Fatty acids, C6-12, ester with propylene glycol was tested in an oral prenatal developmental toxicity studies according to OECD 414 in compliance with GLP (Bowman, 2007). Fatty acids, C6-12, ester with propylene glycol was administered to groups of female rats at dose levels of 500, 1500 and 2500 mg/kg bw/day. No mortality occurred in maternal animals during the study period. In the mid- and high-dose group, test article-related salivation was noted in 8 and 6 females, respectively. Further findings noted in the treated groups included hair loss, scabbing and red material on various body surfaces as well as rales and soft stool. These findings occurred infrequently and were not dose-related. Mean maternal body weights, body weight gains, net body weights, net body weight gains and gravid uterine weights were unaffected by test article administration. A slightly lower food consumption in the high-dose group was not considered to be adverse based on the lack of an effect on mean body weights. Post-implantation loss, live litter size, mean fetal body weights, fetal sex ratios, mean numbers of corpora lutea and implantation sites and the mean litter proportions of pre-implantation loss were similar across all groups. There were no external developmental variations for any fetuses and no visceral and no skeletal malformations were noted for fetuses in this study which were considered to be test substance-related. Fetal malformations and developmental variations, when observed in treatment groups, occurred infrequently or at a frequency similar to that in the control group and did not occur in a dose-related manner or were within the historical control data ranges.

Thus, no adverse effects in the maternal animals and the offspring were observed and a NOAEL of 1000 mg/kg bw/day for maternal and developmental toxicity was considered.

Conclusion for developmental toxicity

Four studies investigating the developmental toxicity are available within the Glycol Ester category. The studies from the category members Fatty acids, C16-18, esters with ethylene glycol (CAS 91031-31-1), Decanoic acid, mixed diesters with octanoic acid and propylene (CAS 68583-51-7), C8-10, 1,3-Butandiolester (CAS 853947-59-8) and Fatty acids, C6-12, ester with propylene glycol (CAS 85883-73-4) did not show treatment-related effects up to the highest tested dose level. Thus, no hazard for developmental toxicity was identified.

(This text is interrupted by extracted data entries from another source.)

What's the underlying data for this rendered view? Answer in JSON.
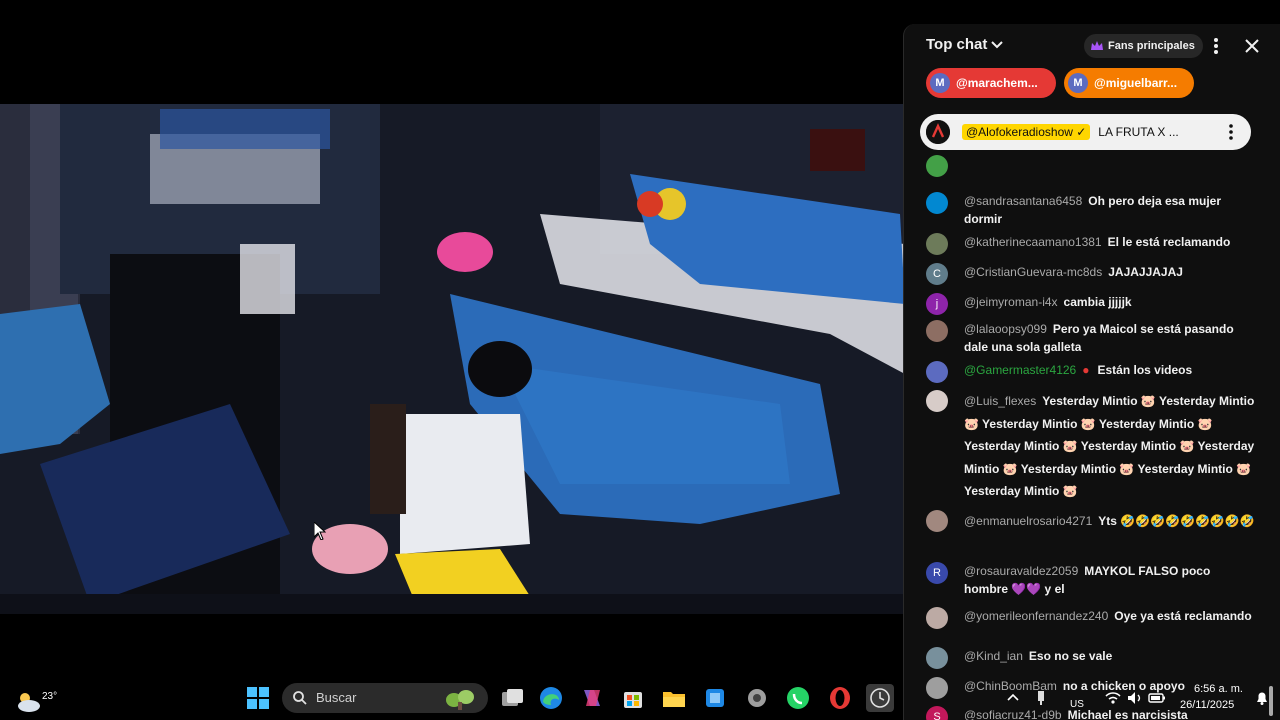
{
  "chat": {
    "title": "Top chat",
    "fans_label": "Fans principales",
    "tickers": [
      {
        "avatar": "M",
        "name": "@marachem...",
        "color": "#e53935"
      },
      {
        "avatar": "M",
        "name": "@miguelbarr...",
        "color": "#f57c00"
      }
    ],
    "pinned": {
      "author": "@Alofokeradioshow ✓",
      "text": "LA FRUTA X ..."
    },
    "messages": [
      {
        "avatar": "",
        "avatar_color": "#43a047",
        "author": "@sandrasantana6458",
        "text": "Oh pero deja esa mujer dormir"
      },
      {
        "avatar": "",
        "avatar_color": "#6d7b5a",
        "author": "@katherinecaamano1381",
        "text": "El le está reclamando"
      },
      {
        "avatar": "C",
        "avatar_color": "#607d8b",
        "author": "@CristianGuevara-mc8ds",
        "text": "JAJAJJAJAJ"
      },
      {
        "avatar": "j",
        "avatar_color": "#8e24aa",
        "author": "@jeimyroman-i4x",
        "text": "cambia jjjjjk"
      },
      {
        "avatar": "",
        "avatar_color": "#8d6e63",
        "author": "@lalaoopsy099",
        "text": "Pero ya Maicol se está pasando dale una sola galleta"
      },
      {
        "avatar": "",
        "avatar_color": "#5c6bc0",
        "author": "@Gamermaster4126",
        "text": "Están los videos"
      },
      {
        "avatar": "",
        "avatar_color": "#d7ccc8",
        "author": "@Luis_flexes",
        "text": "Yesterday Mintio 🐷 Yesterday Mintio 🐷 Yesterday Mintio 🐷 Yesterday Mintio 🐷 Yesterday Mintio 🐷 Yesterday Mintio 🐷 Yesterday Mintio 🐷 Yesterday Mintio 🐷 Yesterday Mintio 🐷 Yesterday Mintio 🐷"
      },
      {
        "avatar": "",
        "avatar_color": "#a1887f",
        "author": "@enmanuelrosario4271",
        "text": "Yts 🤣🤣🤣🤣🤣🤣🤣🤣🤣"
      },
      {
        "avatar": "R",
        "avatar_color": "#3949ab",
        "author": "@rosauravaldez2059",
        "text": "MAYKOL FALSO poco hombre 💜💜 y el"
      },
      {
        "avatar": "",
        "avatar_color": "#bcaaa4",
        "author": "@yomerileonfernandez240",
        "text": "Oye ya está reclamando"
      },
      {
        "avatar": "",
        "avatar_color": "#78909c",
        "author": "@Kind_ian",
        "text": "Eso no se vale"
      },
      {
        "avatar": "",
        "avatar_color": "#9e9e9e",
        "author": "@ChinBoomBam",
        "text": "no a chicken o apoyo"
      },
      {
        "avatar": "S",
        "avatar_color": "#c2185b",
        "author": "@sofiacruz41-d9b",
        "text": "Michael es narcisista"
      }
    ]
  },
  "taskbar": {
    "weather_temp": "23°",
    "search_placeholder": "Buscar",
    "lang": "US",
    "time": "6:56 a. m.",
    "date": "26/11/2025"
  },
  "colors": {
    "chat_bg": "#0f0f0f",
    "pinned_author_highlight": "#ffd600",
    "ticker_red": "#e53935",
    "ticker_orange": "#f57c00"
  }
}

A waiver for the requirement to perform a prenatal developmental toxicity study in a 2nd species was included, as this requirement is considered not to add new information for hazard assessment and therefore is scientifically and, considering concerns regarding the use of vertebrate animals for experimental purposes, unjustified.

For a detailed reference list please refer to the CSR or IUCLID section 13.

Justification for classification or non-classification

According to Article 13 of Regulation (EC) No. 1907/2006 "General Requirements for Generation of Information on Intrinsic Properties of substances", information on intrinsic properties of substances may be generated by means other than tests e.g. from information from structurally related substances (grouping or read-across), provided that conditions set out in Annex XI are met. Annex XI, "General rules for adaptation of this standard testing regime set out in Annexes VII to X” states that “substances whose physicochemical, toxicological and ecotoxicological properties are likely to be similar or follow a regular pattern as a result of structural similarity may be considered as a group, or ‘category’ of substances. This avoids the need to test every substance for every endpoint". Since the group concept is applied to the members of the Glycol Ester Category, data will be generated from representative reference substance(s) within the category to avoid unnecessary animal testing. Additionally, once the group concept is applied, substances will be classified and labeled on this basis.

Therefore, based on the group concept, all available data on toxicity to reproduction do not meet the classification criteria according to Regulation (EC) 1272/2008 or Directive 67/548/EEC, and are therefore conclusive but not sufficient for classification.